Alfred s’éloigna avec plus de colère que de douleur. « Il ne trouve rien à me dire, » se dit Mina ; elle fut au désespoir ; elle était presque obligée de mépriser l’homme qu’elle adorait. Quoi ! il ne trouvait aucun moyen de se rapprocher d’elle ! Et c’était un homme, un militaire ! Elle, jeune fille, avait trouvé, dès qu’elle l’avait aimé, un moyen et un moyen terrible, le déguisement qui la déshonorait à jamais, s’il était deviné !... Mais Alfred avait dit : Disposez de moi, trouvez un moyen raisonnable.... Il fallait qu’il y eût encore un peu de remords dans l’âme de Mina, car ces mots la consolèrent : elle avait donc pouvoir pour agir. « Cependant, reprenait l’avocat du malheur, Alfred n’a point dit : Je ne crois pas à la calomnie. — En effet, ma folie a beau s’exagérer la différence des manières entre l’Allemagne et la France, je n’ai point l’air d’une femme de chambre.

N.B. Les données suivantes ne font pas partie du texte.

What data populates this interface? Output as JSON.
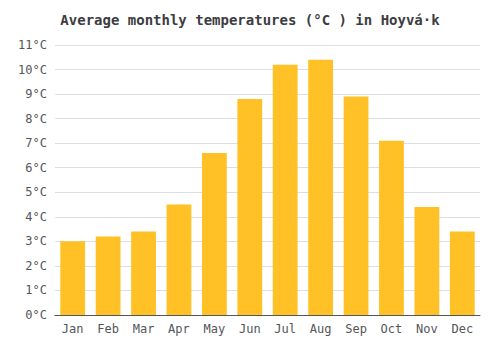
{
  "chart_data": {
    "type": "bar",
    "title": "Average monthly temperatures (°C ) in Hoyvá·k",
    "categories": [
      "Jan",
      "Feb",
      "Mar",
      "Apr",
      "May",
      "Jun",
      "Jul",
      "Aug",
      "Sep",
      "Oct",
      "Nov",
      "Dec"
    ],
    "values": [
      3.0,
      3.2,
      3.4,
      4.5,
      6.6,
      8.8,
      10.2,
      10.4,
      8.9,
      7.1,
      4.4,
      3.4
    ],
    "color": "#FFC125",
    "ylim": [
      0,
      11
    ],
    "yticks": [
      {
        "value": 0,
        "label": "0°C"
      },
      {
        "value": 1,
        "label": "1°C"
      },
      {
        "value": 2,
        "label": "2°C"
      },
      {
        "value": 3,
        "label": "3°C"
      },
      {
        "value": 4,
        "label": "4°C"
      },
      {
        "value": 5,
        "label": "5°C"
      },
      {
        "value": 6,
        "label": "6°C"
      },
      {
        "value": 7,
        "label": "7°C"
      },
      {
        "value": 8,
        "label": "8°C"
      },
      {
        "value": 9,
        "label": "9°C"
      },
      {
        "value": 10,
        "label": "10°C"
      },
      {
        "value": 11,
        "label": "11°C"
      }
    ],
    "grid": true
  }
}
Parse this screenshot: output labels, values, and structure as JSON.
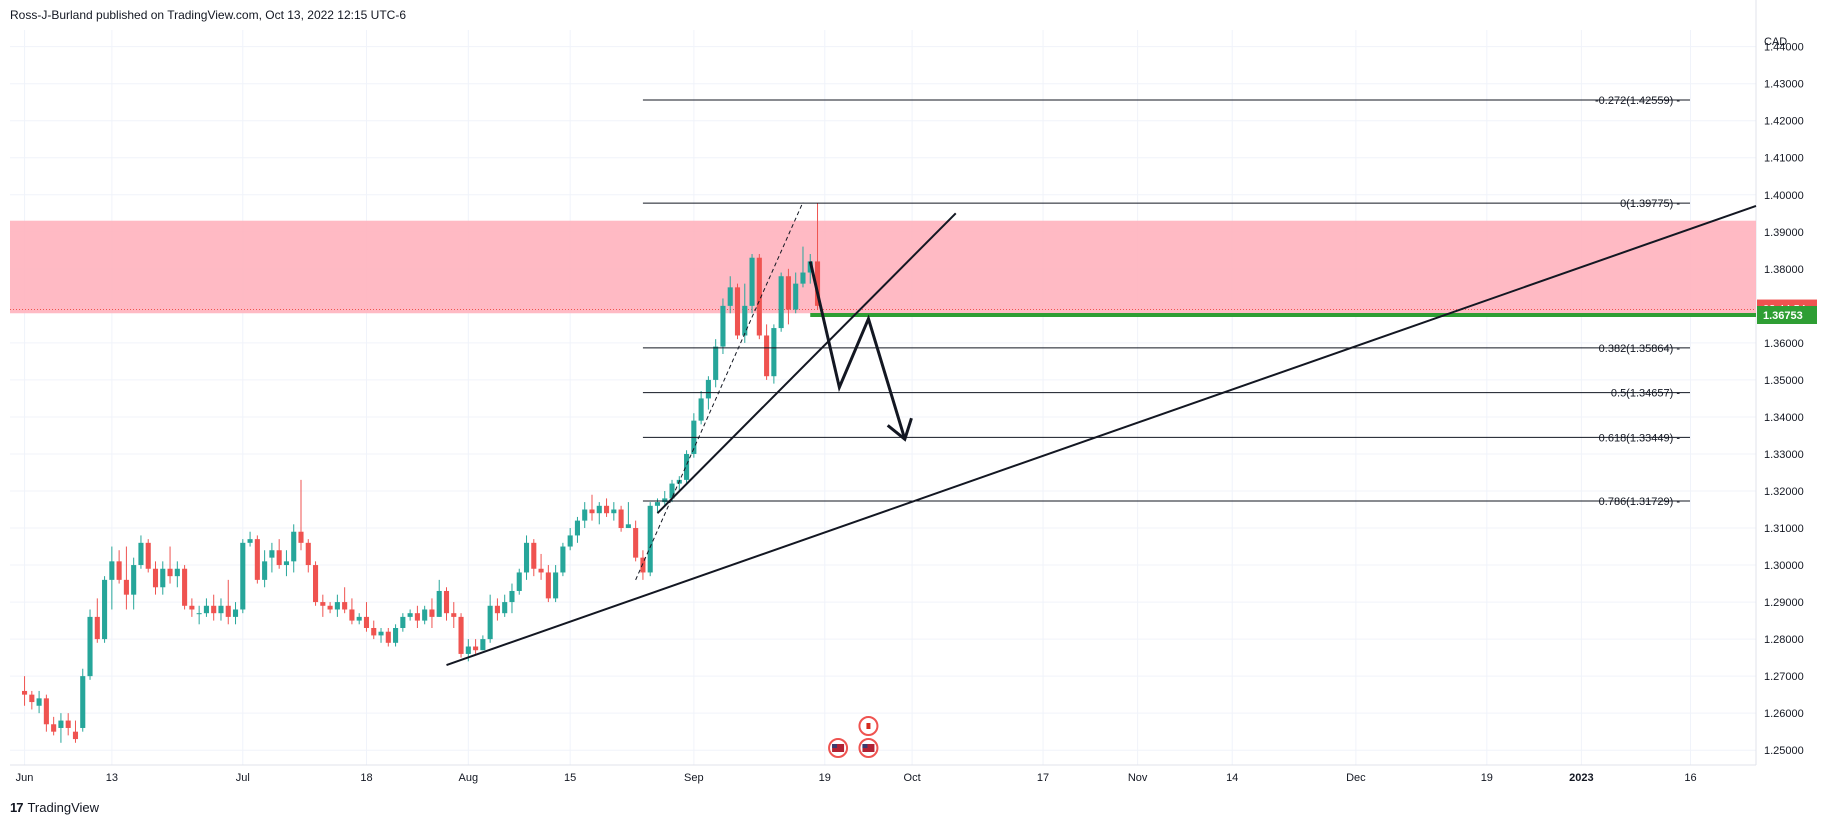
{
  "header": {
    "published": "Ross-J-Burland published on TradingView.com, Oct 13, 2022 12:15 UTC-6"
  },
  "footer": {
    "logo_text": "TradingView",
    "logo_glyph": "17"
  },
  "chart_data": {
    "type": "candlestick",
    "currency_label": "CAD",
    "ylim": [
      1.246,
      1.4445
    ],
    "y_ticks": [
      "1.25000",
      "1.26000",
      "1.27000",
      "1.28000",
      "1.29000",
      "1.30000",
      "1.31000",
      "1.32000",
      "1.33000",
      "1.34000",
      "1.35000",
      "1.36000",
      "1.37000",
      "1.38000",
      "1.39000",
      "1.40000",
      "1.41000",
      "1.42000",
      "1.43000",
      "1.44000"
    ],
    "x_ticks": [
      "Jun",
      "13",
      "Jul",
      "18",
      "Aug",
      "15",
      "Sep",
      "19",
      "Oct",
      "17",
      "Nov",
      "14",
      "Dec",
      "19",
      "2023",
      "16"
    ],
    "x_tick_days": [
      0,
      12,
      30,
      47,
      61,
      75,
      92,
      110,
      122,
      140,
      153,
      166,
      183,
      201,
      214,
      229
    ],
    "x_day_range": [
      -2,
      238
    ],
    "bars_count_day0": "2022-06-01",
    "candles": [
      [
        0,
        1.266,
        1.27,
        1.262,
        1.265
      ],
      [
        1,
        1.265,
        1.266,
        1.261,
        1.263
      ],
      [
        2,
        1.262,
        1.266,
        1.26,
        1.264
      ],
      [
        3,
        1.264,
        1.265,
        1.255,
        1.257
      ],
      [
        4,
        1.257,
        1.259,
        1.254,
        1.255
      ],
      [
        5,
        1.256,
        1.26,
        1.252,
        1.258
      ],
      [
        6,
        1.258,
        1.26,
        1.254,
        1.256
      ],
      [
        7,
        1.255,
        1.258,
        1.252,
        1.253
      ],
      [
        8,
        1.256,
        1.272,
        1.255,
        1.27
      ],
      [
        9,
        1.27,
        1.288,
        1.269,
        1.286
      ],
      [
        10,
        1.286,
        1.291,
        1.279,
        1.28
      ],
      [
        11,
        1.28,
        1.297,
        1.279,
        1.296
      ],
      [
        12,
        1.296,
        1.305,
        1.288,
        1.301
      ],
      [
        13,
        1.301,
        1.304,
        1.295,
        1.296
      ],
      [
        14,
        1.296,
        1.305,
        1.288,
        1.292
      ],
      [
        15,
        1.292,
        1.302,
        1.288,
        1.3
      ],
      [
        16,
        1.3,
        1.308,
        1.299,
        1.306
      ],
      [
        17,
        1.306,
        1.307,
        1.298,
        1.299
      ],
      [
        18,
        1.299,
        1.301,
        1.292,
        1.294
      ],
      [
        19,
        1.294,
        1.301,
        1.292,
        1.299
      ],
      [
        20,
        1.299,
        1.305,
        1.295,
        1.297
      ],
      [
        21,
        1.297,
        1.301,
        1.294,
        1.299
      ],
      [
        22,
        1.299,
        1.3,
        1.288,
        1.289
      ],
      [
        23,
        1.289,
        1.291,
        1.286,
        1.288
      ],
      [
        24,
        1.287,
        1.289,
        1.284,
        1.287
      ],
      [
        25,
        1.287,
        1.291,
        1.286,
        1.289
      ],
      [
        26,
        1.289,
        1.292,
        1.285,
        1.287
      ],
      [
        27,
        1.287,
        1.291,
        1.285,
        1.289
      ],
      [
        28,
        1.289,
        1.296,
        1.284,
        1.286
      ],
      [
        29,
        1.286,
        1.29,
        1.284,
        1.288
      ],
      [
        30,
        1.288,
        1.307,
        1.287,
        1.306
      ],
      [
        31,
        1.306,
        1.309,
        1.305,
        1.307
      ],
      [
        32,
        1.307,
        1.308,
        1.295,
        1.296
      ],
      [
        33,
        1.296,
        1.304,
        1.294,
        1.301
      ],
      [
        34,
        1.302,
        1.306,
        1.298,
        1.304
      ],
      [
        35,
        1.304,
        1.307,
        1.299,
        1.3
      ],
      [
        36,
        1.3,
        1.304,
        1.297,
        1.301
      ],
      [
        37,
        1.301,
        1.311,
        1.298,
        1.309
      ],
      [
        38,
        1.309,
        1.323,
        1.304,
        1.306
      ],
      [
        39,
        1.306,
        1.307,
        1.298,
        1.3
      ],
      [
        40,
        1.3,
        1.301,
        1.289,
        1.29
      ],
      [
        41,
        1.29,
        1.292,
        1.286,
        1.289
      ],
      [
        42,
        1.289,
        1.29,
        1.287,
        1.288
      ],
      [
        43,
        1.288,
        1.292,
        1.286,
        1.29
      ],
      [
        44,
        1.29,
        1.294,
        1.287,
        1.288
      ],
      [
        45,
        1.288,
        1.291,
        1.284,
        1.285
      ],
      [
        46,
        1.285,
        1.287,
        1.284,
        1.286
      ],
      [
        47,
        1.286,
        1.29,
        1.282,
        1.283
      ],
      [
        48,
        1.283,
        1.285,
        1.28,
        1.281
      ],
      [
        49,
        1.281,
        1.283,
        1.279,
        1.282
      ],
      [
        50,
        1.282,
        1.283,
        1.278,
        1.279
      ],
      [
        51,
        1.279,
        1.284,
        1.278,
        1.283
      ],
      [
        52,
        1.283,
        1.287,
        1.282,
        1.286
      ],
      [
        53,
        1.286,
        1.288,
        1.285,
        1.287
      ],
      [
        54,
        1.287,
        1.289,
        1.283,
        1.285
      ],
      [
        55,
        1.285,
        1.289,
        1.284,
        1.288
      ],
      [
        56,
        1.288,
        1.291,
        1.283,
        1.286
      ],
      [
        57,
        1.286,
        1.296,
        1.286,
        1.293
      ],
      [
        58,
        1.293,
        1.294,
        1.285,
        1.287
      ],
      [
        59,
        1.287,
        1.29,
        1.283,
        1.286
      ],
      [
        60,
        1.286,
        1.287,
        1.275,
        1.276
      ],
      [
        61,
        1.276,
        1.28,
        1.274,
        1.278
      ],
      [
        62,
        1.278,
        1.28,
        1.276,
        1.277
      ],
      [
        63,
        1.277,
        1.281,
        1.277,
        1.28
      ],
      [
        64,
        1.28,
        1.292,
        1.279,
        1.289
      ],
      [
        65,
        1.289,
        1.291,
        1.285,
        1.287
      ],
      [
        66,
        1.287,
        1.292,
        1.286,
        1.29
      ],
      [
        67,
        1.29,
        1.295,
        1.287,
        1.293
      ],
      [
        68,
        1.293,
        1.299,
        1.292,
        1.298
      ],
      [
        69,
        1.298,
        1.308,
        1.296,
        1.306
      ],
      [
        70,
        1.306,
        1.307,
        1.297,
        1.299
      ],
      [
        71,
        1.299,
        1.303,
        1.296,
        1.298
      ],
      [
        72,
        1.298,
        1.3,
        1.29,
        1.291
      ],
      [
        73,
        1.291,
        1.3,
        1.29,
        1.298
      ],
      [
        74,
        1.298,
        1.306,
        1.297,
        1.305
      ],
      [
        75,
        1.305,
        1.31,
        1.304,
        1.308
      ],
      [
        76,
        1.308,
        1.313,
        1.306,
        1.312
      ],
      [
        77,
        1.312,
        1.317,
        1.31,
        1.315
      ],
      [
        78,
        1.315,
        1.319,
        1.312,
        1.314
      ],
      [
        79,
        1.314,
        1.317,
        1.311,
        1.316
      ],
      [
        80,
        1.316,
        1.318,
        1.313,
        1.314
      ],
      [
        81,
        1.314,
        1.317,
        1.312,
        1.315
      ],
      [
        82,
        1.315,
        1.316,
        1.309,
        1.31
      ],
      [
        83,
        1.31,
        1.317,
        1.31,
        1.311
      ],
      [
        84,
        1.31,
        1.312,
        1.301,
        1.302
      ],
      [
        85,
        1.302,
        1.304,
        1.296,
        1.298
      ],
      [
        86,
        1.298,
        1.317,
        1.297,
        1.316
      ],
      [
        87,
        1.316,
        1.318,
        1.314,
        1.317
      ],
      [
        88,
        1.317,
        1.32,
        1.316,
        1.318
      ],
      [
        89,
        1.318,
        1.323,
        1.317,
        1.322
      ],
      [
        90,
        1.322,
        1.324,
        1.32,
        1.323
      ],
      [
        91,
        1.323,
        1.331,
        1.322,
        1.33
      ],
      [
        92,
        1.33,
        1.341,
        1.329,
        1.339
      ],
      [
        93,
        1.339,
        1.347,
        1.338,
        1.345
      ],
      [
        94,
        1.345,
        1.351,
        1.342,
        1.35
      ],
      [
        95,
        1.35,
        1.361,
        1.348,
        1.359
      ],
      [
        96,
        1.359,
        1.372,
        1.357,
        1.37
      ],
      [
        97,
        1.37,
        1.378,
        1.368,
        1.375
      ],
      [
        98,
        1.375,
        1.376,
        1.361,
        1.362
      ],
      [
        99,
        1.362,
        1.376,
        1.36,
        1.37
      ],
      [
        100,
        1.37,
        1.384,
        1.368,
        1.383
      ],
      [
        101,
        1.383,
        1.384,
        1.361,
        1.362
      ],
      [
        102,
        1.362,
        1.365,
        1.35,
        1.351
      ],
      [
        103,
        1.351,
        1.365,
        1.349,
        1.364
      ],
      [
        104,
        1.364,
        1.379,
        1.363,
        1.378
      ],
      [
        105,
        1.378,
        1.38,
        1.365,
        1.369
      ],
      [
        106,
        1.369,
        1.379,
        1.368,
        1.376
      ],
      [
        107,
        1.376,
        1.386,
        1.375,
        1.379
      ],
      [
        108,
        1.379,
        1.384,
        1.376,
        1.382
      ],
      [
        109,
        1.382,
        1.3977,
        1.369,
        1.37
      ]
    ],
    "highlight_zone": {
      "from": 1.368,
      "to": 1.393
    },
    "current_price": {
      "label": "02:44:54",
      "value": 1.369
    },
    "support_level": {
      "label": "1.36753",
      "value": 1.36753,
      "from_day": 108
    },
    "fib_levels": [
      {
        "label": "-0.272(1.42559)",
        "value": 1.42559
      },
      {
        "label": "0(1.39775)",
        "value": 1.39775
      },
      {
        "label": "0.382(1.35864)",
        "value": 1.35864
      },
      {
        "label": "0.5(1.34657)",
        "value": 1.34657
      },
      {
        "label": "0.618(1.33449)",
        "value": 1.33449
      },
      {
        "label": "0.786(1.31729)",
        "value": 1.31729
      }
    ],
    "fib_from_day": 85,
    "trendlines": [
      {
        "x1": 58,
        "y1": 1.273,
        "x2": 238,
        "y2": 1.397,
        "style": "solid"
      },
      {
        "x1": 87,
        "y1": 1.314,
        "x2": 128,
        "y2": 1.395,
        "style": "solid"
      },
      {
        "x1": 84,
        "y1": 1.296,
        "x2": 107,
        "y2": 1.398,
        "style": "dashed"
      }
    ],
    "projection_path": [
      [
        108,
        1.382
      ],
      [
        112,
        1.348
      ],
      [
        116,
        1.3665
      ],
      [
        121,
        1.334
      ]
    ],
    "events": [
      {
        "day": 111,
        "icon": "us-flag"
      },
      {
        "day": 116,
        "icon": "us-flag"
      },
      {
        "day": 116,
        "icon": "ca-flag"
      }
    ],
    "colors": {
      "up": "#26a69a",
      "down": "#ef5350",
      "zone": "#ffb3be",
      "support": "#2e9e34",
      "grid": "#f0f3fa",
      "line": "#131722"
    },
    "grid": true
  }
}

En ce cas, pourquoi une fille de mon âge vient-elle déguisée dans une ville d’eaux ? — Tel qu’il est... je ne puis plus être heureuse qu’avec lui. — « Trouvez un moyen de nous réunir, a-t-il dit ; je suis prêt, à tout » faire. » — Il est faible et me charge du soin de notre bonheur. — Je prends cette charge, se dit-elle en se levant et se promenant agitée dans le salon. Voyons d’abord si sa passion peut résister à l’absence, ou si c’est un homme à mépriser de tout point. Alors Mina de Wangel parviendra à l’oublier. »

Une heure après, elle partit pour Chambéry, qui n’est qu’à deux lieues d’Aix.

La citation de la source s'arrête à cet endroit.